Launched by Hitachi Maxell, these 8 cm Blu-ray Discs enable full high-definition -quality recording for approximately 60 minutes and are compatible with the world’s first Blu-ray Disc-compatible video cameras, which is launched by Hitachi, Ltd.
These products combine original core technologies compatible with blue-violet lasers and technologies for video-camera optical discs that the Company has continued to develop since commercializing the world’s first 8 cm DVD-RAM disc for video cameras. Further, the Company designed these products with consideration for the heightened reliability required for outdoor usage. For these products, the Company has achieved uniform shape, weight, and thickness through MHSS (Maxell High Stabilized Spin) technology, which controls substrate molding and the high-precision 0.1 mm cover layer and hard coat layer.

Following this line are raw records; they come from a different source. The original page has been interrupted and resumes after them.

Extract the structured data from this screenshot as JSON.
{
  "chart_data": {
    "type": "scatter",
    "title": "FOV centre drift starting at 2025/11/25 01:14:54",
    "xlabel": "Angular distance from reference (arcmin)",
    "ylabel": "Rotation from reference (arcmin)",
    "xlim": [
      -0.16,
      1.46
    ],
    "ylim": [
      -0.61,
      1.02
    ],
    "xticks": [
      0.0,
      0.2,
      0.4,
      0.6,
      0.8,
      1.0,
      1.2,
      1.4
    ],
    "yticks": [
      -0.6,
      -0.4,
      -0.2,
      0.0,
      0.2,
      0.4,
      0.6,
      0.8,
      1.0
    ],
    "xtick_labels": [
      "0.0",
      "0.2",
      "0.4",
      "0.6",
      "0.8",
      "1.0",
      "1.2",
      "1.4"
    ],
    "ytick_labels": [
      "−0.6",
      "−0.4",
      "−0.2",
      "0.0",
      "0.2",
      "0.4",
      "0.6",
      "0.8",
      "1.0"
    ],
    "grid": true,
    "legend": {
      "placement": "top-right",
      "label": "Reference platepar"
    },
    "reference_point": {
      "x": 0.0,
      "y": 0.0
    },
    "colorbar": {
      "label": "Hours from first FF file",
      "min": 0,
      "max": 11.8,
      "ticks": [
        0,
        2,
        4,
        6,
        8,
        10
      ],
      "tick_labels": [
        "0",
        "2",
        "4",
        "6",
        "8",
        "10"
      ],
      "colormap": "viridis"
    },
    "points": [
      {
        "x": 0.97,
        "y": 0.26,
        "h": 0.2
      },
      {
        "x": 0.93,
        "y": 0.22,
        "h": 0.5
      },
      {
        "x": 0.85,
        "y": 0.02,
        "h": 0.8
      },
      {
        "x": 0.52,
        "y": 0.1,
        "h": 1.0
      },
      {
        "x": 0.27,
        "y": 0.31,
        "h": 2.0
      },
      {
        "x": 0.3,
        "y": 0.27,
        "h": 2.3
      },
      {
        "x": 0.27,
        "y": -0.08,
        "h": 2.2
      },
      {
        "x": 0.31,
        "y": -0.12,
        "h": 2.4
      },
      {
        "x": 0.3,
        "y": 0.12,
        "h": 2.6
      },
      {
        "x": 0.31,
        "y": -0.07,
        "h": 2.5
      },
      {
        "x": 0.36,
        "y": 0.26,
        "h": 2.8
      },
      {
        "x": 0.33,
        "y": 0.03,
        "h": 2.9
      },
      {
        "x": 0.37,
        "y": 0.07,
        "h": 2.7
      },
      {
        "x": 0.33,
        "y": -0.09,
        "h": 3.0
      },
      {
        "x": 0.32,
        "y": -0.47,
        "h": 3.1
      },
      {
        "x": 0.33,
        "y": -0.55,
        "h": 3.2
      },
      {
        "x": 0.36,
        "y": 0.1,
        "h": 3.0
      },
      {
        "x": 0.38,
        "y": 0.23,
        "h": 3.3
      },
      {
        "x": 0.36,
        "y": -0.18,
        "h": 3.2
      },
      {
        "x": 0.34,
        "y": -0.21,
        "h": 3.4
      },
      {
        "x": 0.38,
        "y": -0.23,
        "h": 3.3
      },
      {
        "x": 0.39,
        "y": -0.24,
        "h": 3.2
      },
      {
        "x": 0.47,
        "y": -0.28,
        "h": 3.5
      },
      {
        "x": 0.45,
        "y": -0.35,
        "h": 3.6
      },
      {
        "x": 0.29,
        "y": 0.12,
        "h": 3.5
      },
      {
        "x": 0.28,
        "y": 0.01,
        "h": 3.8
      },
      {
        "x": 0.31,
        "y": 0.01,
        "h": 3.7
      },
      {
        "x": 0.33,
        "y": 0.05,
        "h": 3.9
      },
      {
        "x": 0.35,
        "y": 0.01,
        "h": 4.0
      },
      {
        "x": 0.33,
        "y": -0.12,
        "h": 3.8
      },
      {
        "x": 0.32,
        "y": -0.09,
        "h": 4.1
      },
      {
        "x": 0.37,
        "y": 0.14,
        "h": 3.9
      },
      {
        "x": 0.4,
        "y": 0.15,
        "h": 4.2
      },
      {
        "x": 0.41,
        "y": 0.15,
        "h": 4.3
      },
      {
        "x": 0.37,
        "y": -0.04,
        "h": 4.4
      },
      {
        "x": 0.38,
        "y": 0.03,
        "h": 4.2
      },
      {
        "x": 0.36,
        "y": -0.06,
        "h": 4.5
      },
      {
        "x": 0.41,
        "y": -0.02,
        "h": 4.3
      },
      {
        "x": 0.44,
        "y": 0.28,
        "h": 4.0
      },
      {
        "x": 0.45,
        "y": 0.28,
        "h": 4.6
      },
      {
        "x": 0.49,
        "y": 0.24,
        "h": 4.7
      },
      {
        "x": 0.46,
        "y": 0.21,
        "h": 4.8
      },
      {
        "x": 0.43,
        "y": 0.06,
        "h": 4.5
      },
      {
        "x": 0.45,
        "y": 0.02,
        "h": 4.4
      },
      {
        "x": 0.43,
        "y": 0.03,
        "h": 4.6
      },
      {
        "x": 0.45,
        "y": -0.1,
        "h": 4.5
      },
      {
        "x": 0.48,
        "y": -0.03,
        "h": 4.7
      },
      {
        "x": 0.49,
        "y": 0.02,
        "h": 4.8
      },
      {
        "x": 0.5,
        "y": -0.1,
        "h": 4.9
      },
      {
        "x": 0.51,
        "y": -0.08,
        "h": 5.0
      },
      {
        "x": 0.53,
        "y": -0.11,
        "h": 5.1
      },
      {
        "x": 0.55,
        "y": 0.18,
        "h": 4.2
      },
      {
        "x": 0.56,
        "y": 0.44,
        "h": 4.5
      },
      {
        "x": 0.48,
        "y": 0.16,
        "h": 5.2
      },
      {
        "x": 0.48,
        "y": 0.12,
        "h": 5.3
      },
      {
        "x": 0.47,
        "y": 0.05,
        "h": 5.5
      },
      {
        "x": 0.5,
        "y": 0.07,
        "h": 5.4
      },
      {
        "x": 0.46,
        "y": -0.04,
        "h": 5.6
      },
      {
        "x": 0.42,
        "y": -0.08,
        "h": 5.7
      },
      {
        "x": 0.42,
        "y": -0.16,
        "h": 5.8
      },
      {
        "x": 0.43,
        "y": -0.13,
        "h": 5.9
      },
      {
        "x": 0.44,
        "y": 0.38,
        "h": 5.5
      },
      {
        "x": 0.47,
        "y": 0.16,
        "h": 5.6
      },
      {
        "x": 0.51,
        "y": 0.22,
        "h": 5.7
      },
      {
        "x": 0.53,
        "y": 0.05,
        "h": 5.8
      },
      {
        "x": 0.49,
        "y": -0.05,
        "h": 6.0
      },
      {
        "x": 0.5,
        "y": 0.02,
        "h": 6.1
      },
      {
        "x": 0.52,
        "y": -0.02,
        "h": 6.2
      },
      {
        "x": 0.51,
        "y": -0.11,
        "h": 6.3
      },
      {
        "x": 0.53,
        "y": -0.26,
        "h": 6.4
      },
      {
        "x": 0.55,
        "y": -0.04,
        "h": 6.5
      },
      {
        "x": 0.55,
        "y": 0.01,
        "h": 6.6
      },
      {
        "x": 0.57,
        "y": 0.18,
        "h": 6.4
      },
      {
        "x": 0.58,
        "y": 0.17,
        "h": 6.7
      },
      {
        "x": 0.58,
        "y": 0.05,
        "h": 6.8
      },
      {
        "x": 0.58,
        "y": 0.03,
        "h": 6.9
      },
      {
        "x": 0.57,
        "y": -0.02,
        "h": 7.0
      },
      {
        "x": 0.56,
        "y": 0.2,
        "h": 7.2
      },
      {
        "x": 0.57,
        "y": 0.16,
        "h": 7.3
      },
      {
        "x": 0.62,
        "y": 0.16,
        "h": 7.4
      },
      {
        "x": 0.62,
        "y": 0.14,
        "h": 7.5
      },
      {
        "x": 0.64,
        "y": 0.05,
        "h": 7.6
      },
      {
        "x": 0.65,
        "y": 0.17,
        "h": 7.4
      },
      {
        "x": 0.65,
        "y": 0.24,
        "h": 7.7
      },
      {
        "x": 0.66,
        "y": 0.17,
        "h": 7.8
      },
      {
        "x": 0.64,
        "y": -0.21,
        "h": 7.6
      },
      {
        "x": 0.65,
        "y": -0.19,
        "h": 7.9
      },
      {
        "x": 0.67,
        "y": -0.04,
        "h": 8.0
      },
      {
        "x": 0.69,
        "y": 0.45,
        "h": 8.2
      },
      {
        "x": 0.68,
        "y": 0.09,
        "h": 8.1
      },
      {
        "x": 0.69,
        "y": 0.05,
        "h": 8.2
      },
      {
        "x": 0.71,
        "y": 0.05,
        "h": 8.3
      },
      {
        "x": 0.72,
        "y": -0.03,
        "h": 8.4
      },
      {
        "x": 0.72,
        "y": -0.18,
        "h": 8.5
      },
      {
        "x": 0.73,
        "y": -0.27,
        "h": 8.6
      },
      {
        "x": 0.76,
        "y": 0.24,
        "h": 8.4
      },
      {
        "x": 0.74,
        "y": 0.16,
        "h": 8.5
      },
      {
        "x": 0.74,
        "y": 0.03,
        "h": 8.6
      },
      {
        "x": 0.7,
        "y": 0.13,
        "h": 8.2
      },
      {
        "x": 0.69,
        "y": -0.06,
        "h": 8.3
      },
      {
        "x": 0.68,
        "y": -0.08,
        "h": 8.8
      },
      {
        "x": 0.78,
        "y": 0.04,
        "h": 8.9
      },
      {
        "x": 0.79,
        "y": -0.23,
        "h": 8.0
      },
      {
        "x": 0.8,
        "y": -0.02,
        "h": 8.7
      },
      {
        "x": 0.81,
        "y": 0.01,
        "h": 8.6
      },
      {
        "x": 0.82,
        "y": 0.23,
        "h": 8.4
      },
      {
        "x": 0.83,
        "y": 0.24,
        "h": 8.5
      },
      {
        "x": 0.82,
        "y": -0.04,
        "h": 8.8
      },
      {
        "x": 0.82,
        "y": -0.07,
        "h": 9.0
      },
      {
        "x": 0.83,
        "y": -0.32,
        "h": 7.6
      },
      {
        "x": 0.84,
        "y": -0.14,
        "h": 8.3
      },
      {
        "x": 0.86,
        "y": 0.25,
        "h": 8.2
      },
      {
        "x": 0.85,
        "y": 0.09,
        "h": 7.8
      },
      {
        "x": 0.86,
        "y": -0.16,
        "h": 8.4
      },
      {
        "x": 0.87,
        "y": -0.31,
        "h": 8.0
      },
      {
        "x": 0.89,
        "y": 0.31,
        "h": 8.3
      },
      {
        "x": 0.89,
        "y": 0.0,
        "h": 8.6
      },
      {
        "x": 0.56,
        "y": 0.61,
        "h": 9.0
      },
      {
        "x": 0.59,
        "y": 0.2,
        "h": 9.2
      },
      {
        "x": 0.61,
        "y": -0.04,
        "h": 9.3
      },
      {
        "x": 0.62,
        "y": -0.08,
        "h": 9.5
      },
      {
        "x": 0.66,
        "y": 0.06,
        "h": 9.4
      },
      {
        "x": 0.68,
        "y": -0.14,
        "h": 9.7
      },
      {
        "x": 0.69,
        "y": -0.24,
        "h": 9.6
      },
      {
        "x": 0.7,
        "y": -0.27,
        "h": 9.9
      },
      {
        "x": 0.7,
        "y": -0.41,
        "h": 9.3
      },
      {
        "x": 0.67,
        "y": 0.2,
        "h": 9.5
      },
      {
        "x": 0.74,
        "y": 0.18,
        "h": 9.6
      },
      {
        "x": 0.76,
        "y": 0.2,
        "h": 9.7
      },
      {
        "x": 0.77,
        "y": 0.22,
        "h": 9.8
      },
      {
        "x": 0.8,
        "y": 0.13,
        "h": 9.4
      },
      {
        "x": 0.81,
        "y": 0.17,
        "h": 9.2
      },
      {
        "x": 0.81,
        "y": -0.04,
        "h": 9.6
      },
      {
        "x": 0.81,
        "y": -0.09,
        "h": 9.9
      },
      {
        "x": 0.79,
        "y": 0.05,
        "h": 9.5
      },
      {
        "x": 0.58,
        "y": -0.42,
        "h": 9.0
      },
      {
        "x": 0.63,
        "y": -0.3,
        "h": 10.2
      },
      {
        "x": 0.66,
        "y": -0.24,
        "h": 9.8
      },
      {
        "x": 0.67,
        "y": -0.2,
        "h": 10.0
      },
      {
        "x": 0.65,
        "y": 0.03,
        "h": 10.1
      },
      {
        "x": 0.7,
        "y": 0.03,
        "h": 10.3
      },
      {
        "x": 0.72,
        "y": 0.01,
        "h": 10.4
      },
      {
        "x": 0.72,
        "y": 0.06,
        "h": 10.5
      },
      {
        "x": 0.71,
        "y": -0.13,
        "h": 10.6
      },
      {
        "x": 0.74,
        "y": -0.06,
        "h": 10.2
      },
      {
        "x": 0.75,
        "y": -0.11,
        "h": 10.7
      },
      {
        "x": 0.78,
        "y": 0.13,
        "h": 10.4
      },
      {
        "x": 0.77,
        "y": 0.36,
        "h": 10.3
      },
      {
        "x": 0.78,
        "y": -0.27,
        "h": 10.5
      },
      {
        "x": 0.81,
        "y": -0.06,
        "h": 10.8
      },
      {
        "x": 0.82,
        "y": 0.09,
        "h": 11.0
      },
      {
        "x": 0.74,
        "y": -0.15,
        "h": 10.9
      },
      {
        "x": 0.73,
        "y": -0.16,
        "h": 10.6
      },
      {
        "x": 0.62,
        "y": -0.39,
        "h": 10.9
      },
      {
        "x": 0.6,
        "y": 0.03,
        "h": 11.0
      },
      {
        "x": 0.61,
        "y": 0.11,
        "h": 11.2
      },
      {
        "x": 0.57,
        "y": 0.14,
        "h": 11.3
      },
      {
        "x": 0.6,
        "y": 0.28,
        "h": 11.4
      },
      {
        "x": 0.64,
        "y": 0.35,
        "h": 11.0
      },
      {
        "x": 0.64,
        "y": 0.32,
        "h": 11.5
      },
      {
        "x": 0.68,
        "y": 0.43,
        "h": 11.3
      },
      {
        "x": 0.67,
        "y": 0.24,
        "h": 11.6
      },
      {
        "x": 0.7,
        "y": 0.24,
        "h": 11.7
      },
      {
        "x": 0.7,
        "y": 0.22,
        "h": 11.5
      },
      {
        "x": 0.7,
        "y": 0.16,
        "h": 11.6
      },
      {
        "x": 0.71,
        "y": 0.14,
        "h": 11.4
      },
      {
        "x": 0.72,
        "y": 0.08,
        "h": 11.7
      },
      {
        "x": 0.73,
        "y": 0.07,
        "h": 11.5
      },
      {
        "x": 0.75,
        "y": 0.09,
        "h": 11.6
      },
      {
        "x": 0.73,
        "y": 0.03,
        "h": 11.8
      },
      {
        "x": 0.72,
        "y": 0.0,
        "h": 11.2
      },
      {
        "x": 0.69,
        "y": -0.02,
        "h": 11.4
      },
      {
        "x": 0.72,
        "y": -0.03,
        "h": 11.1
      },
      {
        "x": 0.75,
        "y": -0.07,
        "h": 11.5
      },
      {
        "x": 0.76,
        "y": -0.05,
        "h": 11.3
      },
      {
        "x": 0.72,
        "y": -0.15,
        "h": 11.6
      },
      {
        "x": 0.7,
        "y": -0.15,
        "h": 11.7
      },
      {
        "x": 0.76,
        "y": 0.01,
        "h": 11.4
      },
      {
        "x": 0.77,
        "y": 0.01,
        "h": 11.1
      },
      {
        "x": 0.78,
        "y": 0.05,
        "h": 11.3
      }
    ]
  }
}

These innovations enable stable filming movement by curbing vibration of the camera body due to disc rotation. Further, Hitachi Maxell has incorporated a recording-surface HG hard coat (hard coat layer) that has stronger protective characteristics than the hard coats of the Company’s existing DVDs, thereby improving reliability with respect to scratches, dust, and fingerprints when the products are used outdoors. In addition, these products achieve stable recording and reproduction characteristics thanks to the incorporation of newly developed inorganic recording film (BD-R) and phase-change recording film (BD-RE) that ensure a wide margin with regard to the recording laser power.
Since launching the world’s first DVDs for video cameras (cartridge-type 8 cm DVD-RAM) in August 2000, Hitachi Maxell has led the development and commercialization of optical discs for video cameras. Going forward, Hitachi Maxell will continue to advance the development of large-storage-capacity optical discs while marketing products that cater to demand for high-definition-generation recordable optical discs.